Il governo sudafricano ha raccolto numerose dichiarazioni di funzionari israeliani che segnalavano quello che secondo loro era un intento genocida nel periodo immediatamente successivo al 7 ottobre. Eppure, i funzionari hanno continuato a farle, compreso il ministro del Sionismo religioso Bezalel Smotrich, che ha detto che sarebbe stato giustificato affamare i gazawi, in una conferenza stampa di agosto dedicata al reinsediamento di Gaza. Influenti commentatori dei media hanno invitato a uccidere in massa, anche i civili. Le unità dell’Idf hanno dichiarato e documentato con orgoglio le proprie azioni sui social media esaltando (ed eseguendo) la distruzione totale – facilmente raccolta e raccontata dagli investigatori di Drope Site News.. Non è chiaro cosa sia peggio: negare questi terribili obiettivi o ammetterli apertamente.

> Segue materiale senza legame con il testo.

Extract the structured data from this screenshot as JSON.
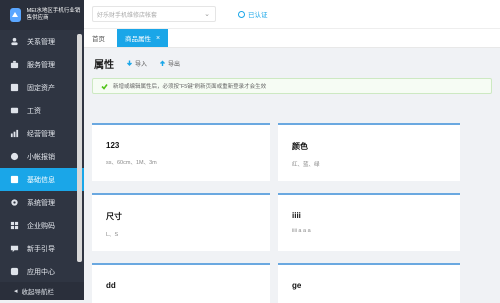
{
  "sidebar": {
    "brand": "MEI水地区手机行业销售供应商",
    "items": [
      {
        "label": "关系管理",
        "icon": "users-icon"
      },
      {
        "label": "服务管理",
        "icon": "briefcase-icon"
      },
      {
        "label": "固定资产",
        "icon": "box-icon"
      },
      {
        "label": "工资",
        "icon": "wallet-icon"
      },
      {
        "label": "经营管理",
        "icon": "chart-icon"
      },
      {
        "label": "小帐报销",
        "icon": "coin-icon"
      },
      {
        "label": "基础信息",
        "icon": "database-icon",
        "active": true
      },
      {
        "label": "系统管理",
        "icon": "gear-icon"
      },
      {
        "label": "企业购码",
        "icon": "grid-icon"
      },
      {
        "label": "新手引导",
        "icon": "guide-icon"
      },
      {
        "label": "应用中心",
        "icon": "apps-icon"
      }
    ],
    "collapse_label": "收起导航栏"
  },
  "topbar": {
    "shop_placeholder": "好乐财手机维修店帐套",
    "cert_label": "已认证"
  },
  "tabs": [
    {
      "label": "首页",
      "active": false
    },
    {
      "label": "商品属性",
      "active": true
    }
  ],
  "page": {
    "title": "属性",
    "import_label": "导入",
    "export_label": "导出",
    "notice": "新增或编辑属性后，必须按“F5键”刷新页面或重新登录才会生效"
  },
  "attributes": [
    {
      "name": "123",
      "values": "ss、60cm、1M、3m"
    },
    {
      "name": "颜色",
      "values": "红、蓝、绿"
    },
    {
      "name": "尺寸",
      "values": "L、S"
    },
    {
      "name": "iiii",
      "values": "iiii a a a"
    },
    {
      "name": "dd",
      "values": ""
    },
    {
      "name": "ge",
      "values": ""
    }
  ],
  "colors": {
    "sidebar_bg": "#2f3542",
    "accent": "#1aa6e8",
    "card_border": "#6aa8e0",
    "notice_bg": "#f6fcf4"
  }
}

Ma forse i fanatici israeliani al potere stanno rendendo un servizio al Paese. Le persone integre potrebbero non vedere bambini smembrati nei loro feed o nelle loro televisioni. È più difficile non sentire i propri leader, i propri soldati, i propri familiari.
Il docente di linguistica israeliano Idan Landau ha recentemente raccolto una documentazione schiacciante disponibile da fonti aperte e ha creato uno dei rapporti più schiaccianti sul nord di Gaza, in ebraico. Il suo blog si chiama “Non morire muto”.
All’inizio di questo mese, un gruppo di israeliani ha scritto una lettera aperta in cui si chiede ai paesi del mondo di fare pressione su Israele con tutte le sanzioni possibili, perché “siamo inorriditi dagli innumerevoli crimini di guerra che Israele sta commettendo… i continui massacri e la distruzione devono essere fermati immediatamente!”. Al momento in cui scriviamo, oltre 3.000 israeliani hanno firmato.
La lettera è stata scritta in gran parte da attivisti anti-occupazione di lunga data. Un’altra petizione sta facendo il giro dei social media, scritta da professionisti dell’educazione e attivisti per la democrazia. I firmatari hanno osservato l’accumularsi di prove di crimini di guerra, fame, espulsioni, “l’offuscamento delle atrocità da parte dei media israeliani” e hanno concluso con un appello: “Il sangue dei bambini, delle donne, dei giovani e degli anziani di Gaza, che non sono membri di Hamas, ci perseguiterà per generazioni. Ci rivolgiamo al governo di Israele e all’Idf: Non commettete crimini di guerra a Gaza”.
I think tank stanno discutendo pubblicamente se questo sia un genocidio. Ho avuto conversazioni tranquille con persone non legate alla sinistra radicale, che ritengono che la combinazione di dichiarazioni aperte e azioni nel nord di Gaza rientri nella definizione di genocidio.
In definitiva, passi incrementali tra piccole sacche della società non possono fermare la carneficina abbastanza velocemente, ma conoscere è un inizio. Israele dovrebbe risparmiarsi l’angoscioso dibattito sulla verità per i decenni a venire, e molte vite, ponendo fine alla guerra nel presente”, conclude Scheindlin.
La nostra chiosa finale ritorna indietro con la memoria. Alla battaglia, sacrosanta, condotta dalla diaspora ebraica, e non solo da Israele, contro i negazionisti dell’Olocausto. Non c’è da indulgere a parallelismi, non c’è niente di più mefitico, ignobile, della gerarchizzazione degli orrori. Tuttavia, lascia l’amaro in bocca, e nel cuore, constatare che chi lottava contro i negazionisti di ieri si trasforma nei negazionisti di oggi.